3.Obama and the Democrats failed to frame its attempts to achieve reform in a wider progresssive governing philosophy that the government could protect citizens from the excesses of the market, greedy insurance companies, and Too Big to Fail Banks, and could be part of the solution instead of part of the problem. Obama failed to make the case that, as in every other advanced capitalist country, health care should be a right and not a privilege. Instead, he allowed the story to be mired in the details of legislative horse-trading, allowing Republicans to frame the issue in terms of "death panels", "government controlled medical care", and "government meddling with Medicare". Likewise, he failed to effectively make the case that the financial meltdown was caused by deregulation (perhaps because the deregulation was implemented as much by Democrats as Republicans) and that strong reregulation was necessary to prevent another cycle of boom, bust and bailout; instead he allowed his administration to be identified by voters as a friend of Wall Street. He failed to explain why Keynesian stimulus and deficit spending is needed in a recession to save jobs and offset the decline in private demand, and instead quickly pivoted to speaking about deficit reduction and allowed Republicans to frame the stimulus as a financial burden on future generations.

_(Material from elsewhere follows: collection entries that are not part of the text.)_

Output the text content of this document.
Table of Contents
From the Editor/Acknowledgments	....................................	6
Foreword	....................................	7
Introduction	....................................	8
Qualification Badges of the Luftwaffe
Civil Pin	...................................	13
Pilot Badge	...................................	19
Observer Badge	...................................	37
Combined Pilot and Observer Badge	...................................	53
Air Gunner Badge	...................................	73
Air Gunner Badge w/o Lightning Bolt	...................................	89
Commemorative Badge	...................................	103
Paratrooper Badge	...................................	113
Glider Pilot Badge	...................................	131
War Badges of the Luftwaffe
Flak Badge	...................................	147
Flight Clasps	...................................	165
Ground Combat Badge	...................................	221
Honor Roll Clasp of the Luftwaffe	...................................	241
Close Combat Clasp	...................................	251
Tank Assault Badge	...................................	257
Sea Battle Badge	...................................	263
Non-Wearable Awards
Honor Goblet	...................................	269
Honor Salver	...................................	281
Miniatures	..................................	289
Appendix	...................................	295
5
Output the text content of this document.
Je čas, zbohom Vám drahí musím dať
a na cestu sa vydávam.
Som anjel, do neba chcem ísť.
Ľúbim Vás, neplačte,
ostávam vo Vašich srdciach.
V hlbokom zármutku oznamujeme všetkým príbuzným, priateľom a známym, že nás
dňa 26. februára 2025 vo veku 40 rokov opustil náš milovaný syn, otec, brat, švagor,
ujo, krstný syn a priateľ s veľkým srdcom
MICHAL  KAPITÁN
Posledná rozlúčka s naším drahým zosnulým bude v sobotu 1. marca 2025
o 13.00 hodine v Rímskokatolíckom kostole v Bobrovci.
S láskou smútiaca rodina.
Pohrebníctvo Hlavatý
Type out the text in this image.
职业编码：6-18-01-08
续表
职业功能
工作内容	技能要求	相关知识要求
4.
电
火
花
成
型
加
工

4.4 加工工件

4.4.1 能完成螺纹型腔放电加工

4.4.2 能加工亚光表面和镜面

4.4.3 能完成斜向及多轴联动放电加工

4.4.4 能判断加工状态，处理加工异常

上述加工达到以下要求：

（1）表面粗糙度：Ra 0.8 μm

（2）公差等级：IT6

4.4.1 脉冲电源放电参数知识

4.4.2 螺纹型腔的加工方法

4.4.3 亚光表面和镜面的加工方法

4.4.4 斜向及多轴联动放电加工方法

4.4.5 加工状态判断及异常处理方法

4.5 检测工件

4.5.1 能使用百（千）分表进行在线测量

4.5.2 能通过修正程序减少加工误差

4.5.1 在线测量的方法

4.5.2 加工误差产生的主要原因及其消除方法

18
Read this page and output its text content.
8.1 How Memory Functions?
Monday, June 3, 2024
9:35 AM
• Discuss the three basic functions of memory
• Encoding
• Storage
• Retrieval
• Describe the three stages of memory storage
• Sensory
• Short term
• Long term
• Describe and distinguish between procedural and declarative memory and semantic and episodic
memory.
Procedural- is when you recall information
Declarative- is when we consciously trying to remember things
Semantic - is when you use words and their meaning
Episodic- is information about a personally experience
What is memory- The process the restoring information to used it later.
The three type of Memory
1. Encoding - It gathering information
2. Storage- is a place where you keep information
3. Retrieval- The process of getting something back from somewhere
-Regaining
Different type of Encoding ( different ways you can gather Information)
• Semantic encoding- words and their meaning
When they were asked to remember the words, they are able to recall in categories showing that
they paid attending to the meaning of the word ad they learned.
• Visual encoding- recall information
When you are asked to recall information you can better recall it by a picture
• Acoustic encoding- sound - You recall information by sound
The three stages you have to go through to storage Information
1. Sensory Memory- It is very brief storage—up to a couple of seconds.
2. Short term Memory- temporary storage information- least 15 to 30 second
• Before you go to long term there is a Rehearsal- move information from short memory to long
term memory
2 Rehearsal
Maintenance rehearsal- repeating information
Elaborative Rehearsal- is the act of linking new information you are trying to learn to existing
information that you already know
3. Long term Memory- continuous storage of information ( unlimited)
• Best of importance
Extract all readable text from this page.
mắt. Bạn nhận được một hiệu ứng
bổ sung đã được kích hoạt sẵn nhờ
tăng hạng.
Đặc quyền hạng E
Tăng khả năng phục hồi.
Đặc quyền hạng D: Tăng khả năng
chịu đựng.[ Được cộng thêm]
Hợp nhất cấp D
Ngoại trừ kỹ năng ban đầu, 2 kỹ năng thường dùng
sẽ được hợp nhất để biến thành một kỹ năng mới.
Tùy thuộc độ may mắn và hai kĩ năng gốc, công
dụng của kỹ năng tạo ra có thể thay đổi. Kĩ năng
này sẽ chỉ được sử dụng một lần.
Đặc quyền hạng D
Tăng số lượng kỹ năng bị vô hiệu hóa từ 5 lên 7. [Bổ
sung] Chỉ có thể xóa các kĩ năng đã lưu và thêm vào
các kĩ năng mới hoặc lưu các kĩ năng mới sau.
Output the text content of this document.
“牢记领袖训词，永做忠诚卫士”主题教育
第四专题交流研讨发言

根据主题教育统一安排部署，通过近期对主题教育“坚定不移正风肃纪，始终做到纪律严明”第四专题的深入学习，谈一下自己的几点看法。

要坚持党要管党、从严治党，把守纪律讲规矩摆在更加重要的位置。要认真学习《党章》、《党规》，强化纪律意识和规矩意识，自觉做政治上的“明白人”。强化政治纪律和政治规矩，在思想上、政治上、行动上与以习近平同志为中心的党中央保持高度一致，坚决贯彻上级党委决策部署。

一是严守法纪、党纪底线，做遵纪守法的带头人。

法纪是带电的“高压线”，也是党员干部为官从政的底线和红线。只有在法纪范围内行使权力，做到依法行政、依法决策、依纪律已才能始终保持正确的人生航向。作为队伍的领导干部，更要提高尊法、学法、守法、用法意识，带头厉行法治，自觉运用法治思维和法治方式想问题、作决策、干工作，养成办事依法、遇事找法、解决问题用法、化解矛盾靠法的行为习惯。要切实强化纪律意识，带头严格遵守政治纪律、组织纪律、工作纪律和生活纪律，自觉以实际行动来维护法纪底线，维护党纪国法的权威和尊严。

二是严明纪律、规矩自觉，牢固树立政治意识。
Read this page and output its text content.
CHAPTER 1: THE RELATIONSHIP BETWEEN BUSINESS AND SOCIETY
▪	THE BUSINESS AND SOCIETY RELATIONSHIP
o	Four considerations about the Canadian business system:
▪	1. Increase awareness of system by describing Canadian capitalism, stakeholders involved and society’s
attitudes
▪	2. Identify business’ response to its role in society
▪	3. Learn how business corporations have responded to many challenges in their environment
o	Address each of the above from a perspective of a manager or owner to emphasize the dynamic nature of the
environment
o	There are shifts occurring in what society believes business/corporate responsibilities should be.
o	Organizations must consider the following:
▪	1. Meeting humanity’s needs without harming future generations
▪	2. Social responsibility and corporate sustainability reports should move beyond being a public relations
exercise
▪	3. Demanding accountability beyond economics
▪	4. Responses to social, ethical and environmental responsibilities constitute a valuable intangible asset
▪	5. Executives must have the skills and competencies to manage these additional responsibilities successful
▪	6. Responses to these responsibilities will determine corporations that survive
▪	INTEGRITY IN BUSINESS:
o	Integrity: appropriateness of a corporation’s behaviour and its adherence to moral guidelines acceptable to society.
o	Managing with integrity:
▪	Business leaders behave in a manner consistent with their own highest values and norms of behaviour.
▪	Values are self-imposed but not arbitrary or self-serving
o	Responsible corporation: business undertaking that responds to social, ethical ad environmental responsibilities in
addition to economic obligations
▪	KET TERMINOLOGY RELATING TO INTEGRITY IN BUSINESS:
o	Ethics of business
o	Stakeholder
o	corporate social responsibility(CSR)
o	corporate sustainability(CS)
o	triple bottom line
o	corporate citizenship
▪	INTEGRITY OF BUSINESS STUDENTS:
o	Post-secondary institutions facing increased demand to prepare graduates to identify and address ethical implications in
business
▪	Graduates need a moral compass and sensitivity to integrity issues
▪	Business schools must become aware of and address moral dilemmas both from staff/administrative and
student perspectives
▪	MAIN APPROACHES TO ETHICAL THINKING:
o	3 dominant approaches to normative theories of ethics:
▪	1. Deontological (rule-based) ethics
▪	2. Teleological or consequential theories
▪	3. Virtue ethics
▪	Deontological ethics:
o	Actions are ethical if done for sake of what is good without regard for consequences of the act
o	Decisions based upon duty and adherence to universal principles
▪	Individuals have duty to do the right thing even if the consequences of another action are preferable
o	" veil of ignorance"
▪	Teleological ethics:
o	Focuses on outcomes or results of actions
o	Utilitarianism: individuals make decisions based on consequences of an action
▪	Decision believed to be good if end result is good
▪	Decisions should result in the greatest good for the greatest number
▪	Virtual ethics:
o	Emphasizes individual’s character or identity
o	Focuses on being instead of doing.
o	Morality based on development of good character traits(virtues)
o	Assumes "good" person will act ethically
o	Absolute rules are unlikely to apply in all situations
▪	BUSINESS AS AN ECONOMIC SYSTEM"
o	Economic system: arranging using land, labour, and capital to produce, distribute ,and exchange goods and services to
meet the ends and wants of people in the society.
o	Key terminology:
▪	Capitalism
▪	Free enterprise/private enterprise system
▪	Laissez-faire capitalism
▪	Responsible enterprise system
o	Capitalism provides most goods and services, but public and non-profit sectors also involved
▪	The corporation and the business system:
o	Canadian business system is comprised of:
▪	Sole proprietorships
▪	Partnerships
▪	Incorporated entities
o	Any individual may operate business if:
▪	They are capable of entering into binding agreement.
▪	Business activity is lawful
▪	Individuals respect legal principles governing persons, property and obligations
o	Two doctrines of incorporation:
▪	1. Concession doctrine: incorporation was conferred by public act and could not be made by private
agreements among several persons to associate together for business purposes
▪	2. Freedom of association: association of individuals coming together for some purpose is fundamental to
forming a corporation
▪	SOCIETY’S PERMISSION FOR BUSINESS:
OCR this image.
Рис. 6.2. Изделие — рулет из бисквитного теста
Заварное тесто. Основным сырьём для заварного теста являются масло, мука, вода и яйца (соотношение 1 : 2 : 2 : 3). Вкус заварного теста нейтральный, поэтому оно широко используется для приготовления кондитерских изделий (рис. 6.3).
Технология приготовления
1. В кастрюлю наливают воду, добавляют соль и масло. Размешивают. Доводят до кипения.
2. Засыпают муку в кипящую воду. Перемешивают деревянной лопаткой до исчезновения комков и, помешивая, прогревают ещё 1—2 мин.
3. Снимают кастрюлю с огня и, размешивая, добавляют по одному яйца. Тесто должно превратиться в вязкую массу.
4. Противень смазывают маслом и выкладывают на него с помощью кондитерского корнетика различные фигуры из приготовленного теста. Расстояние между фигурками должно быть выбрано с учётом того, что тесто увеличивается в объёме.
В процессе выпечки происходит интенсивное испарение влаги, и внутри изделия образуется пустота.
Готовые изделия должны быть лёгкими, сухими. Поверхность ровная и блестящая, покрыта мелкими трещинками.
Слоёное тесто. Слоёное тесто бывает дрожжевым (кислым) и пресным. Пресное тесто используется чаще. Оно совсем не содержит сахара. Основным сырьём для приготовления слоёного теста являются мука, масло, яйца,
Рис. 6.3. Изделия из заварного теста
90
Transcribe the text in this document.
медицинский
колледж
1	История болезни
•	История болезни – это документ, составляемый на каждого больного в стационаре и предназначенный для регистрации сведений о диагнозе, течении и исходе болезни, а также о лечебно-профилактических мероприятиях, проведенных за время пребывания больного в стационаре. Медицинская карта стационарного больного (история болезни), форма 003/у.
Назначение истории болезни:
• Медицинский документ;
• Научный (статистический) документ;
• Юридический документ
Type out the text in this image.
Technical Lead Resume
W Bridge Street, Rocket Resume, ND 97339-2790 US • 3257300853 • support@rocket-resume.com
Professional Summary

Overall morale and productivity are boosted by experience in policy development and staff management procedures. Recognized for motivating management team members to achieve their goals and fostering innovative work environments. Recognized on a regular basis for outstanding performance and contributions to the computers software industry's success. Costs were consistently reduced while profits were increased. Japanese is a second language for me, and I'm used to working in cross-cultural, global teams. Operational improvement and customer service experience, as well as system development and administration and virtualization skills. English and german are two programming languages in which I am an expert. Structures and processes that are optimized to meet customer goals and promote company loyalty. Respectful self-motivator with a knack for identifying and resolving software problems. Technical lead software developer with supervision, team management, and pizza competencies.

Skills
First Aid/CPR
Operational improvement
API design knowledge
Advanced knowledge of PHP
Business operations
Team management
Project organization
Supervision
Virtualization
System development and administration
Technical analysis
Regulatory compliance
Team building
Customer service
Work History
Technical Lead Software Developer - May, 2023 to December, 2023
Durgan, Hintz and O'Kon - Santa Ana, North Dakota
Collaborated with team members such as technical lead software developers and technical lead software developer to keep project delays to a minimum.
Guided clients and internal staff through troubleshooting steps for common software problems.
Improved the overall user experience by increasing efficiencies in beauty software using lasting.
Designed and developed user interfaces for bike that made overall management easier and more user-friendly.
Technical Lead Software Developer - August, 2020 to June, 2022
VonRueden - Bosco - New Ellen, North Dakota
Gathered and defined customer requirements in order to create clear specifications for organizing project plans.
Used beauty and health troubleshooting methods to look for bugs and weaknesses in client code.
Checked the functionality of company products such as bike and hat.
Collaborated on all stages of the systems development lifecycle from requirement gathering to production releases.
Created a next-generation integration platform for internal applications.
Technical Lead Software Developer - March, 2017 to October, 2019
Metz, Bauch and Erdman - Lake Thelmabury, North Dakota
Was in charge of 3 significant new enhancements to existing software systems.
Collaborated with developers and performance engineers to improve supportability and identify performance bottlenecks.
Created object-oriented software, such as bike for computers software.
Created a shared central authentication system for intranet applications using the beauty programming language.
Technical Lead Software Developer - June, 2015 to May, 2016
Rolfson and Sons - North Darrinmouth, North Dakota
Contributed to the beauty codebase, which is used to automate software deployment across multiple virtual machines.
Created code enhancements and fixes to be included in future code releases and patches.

4.Most profoundly, rather than provide an alternative to Clinton's "New Democratic" philosophy that reform--even if intended to help ordinary people--is necessarily limited by the parameters acceptable to large corporate interests, Obama's Presidency has turned into Clinton redux. To quote David Brooks,

"[Obama and Clinton] Democrats learned never to go to war against the combined forces of corporate America. Today, whether it is on the stimulus, on health care, or any other issue, the Obama administration and the Congressional leadership go out of their way to court corporate interests, to win corporate support and to at least divide corporate opposition."

This approach represents a political pragmatism that is not pragmatic at all. Instead it leads to repeated political failure for Democrats as it did for Clinton in 1994 and is likely to do again for Obama in 2010. As I warned in The Huffington Post back in December, 2009, in a passage that was bizarrely quoted by neocon leader Bill Kristol to give hope to then demoralized Republican troops,

"As it increasingly appears that Obama is the President of Wall Street, and not the President of Main Street, he is losing not only the left but the center. It's a myth that the path to winning the popular center in American politics is moving to the corporate center. If the only political choice given to American voters is using their taxes to help big government subsidize wealthy corporations, or the Republican message of shrinking the size of government and cutting their taxes, many who voted for Obama will return to the fold of the seemingly brain-dead Republican Party."

Sadly, these warnings are proving all too prescient. I only hope that progressives can continue these debates after November 2 with Democrats still in control of the House and Senate, and not, as in 1994, back in the minority.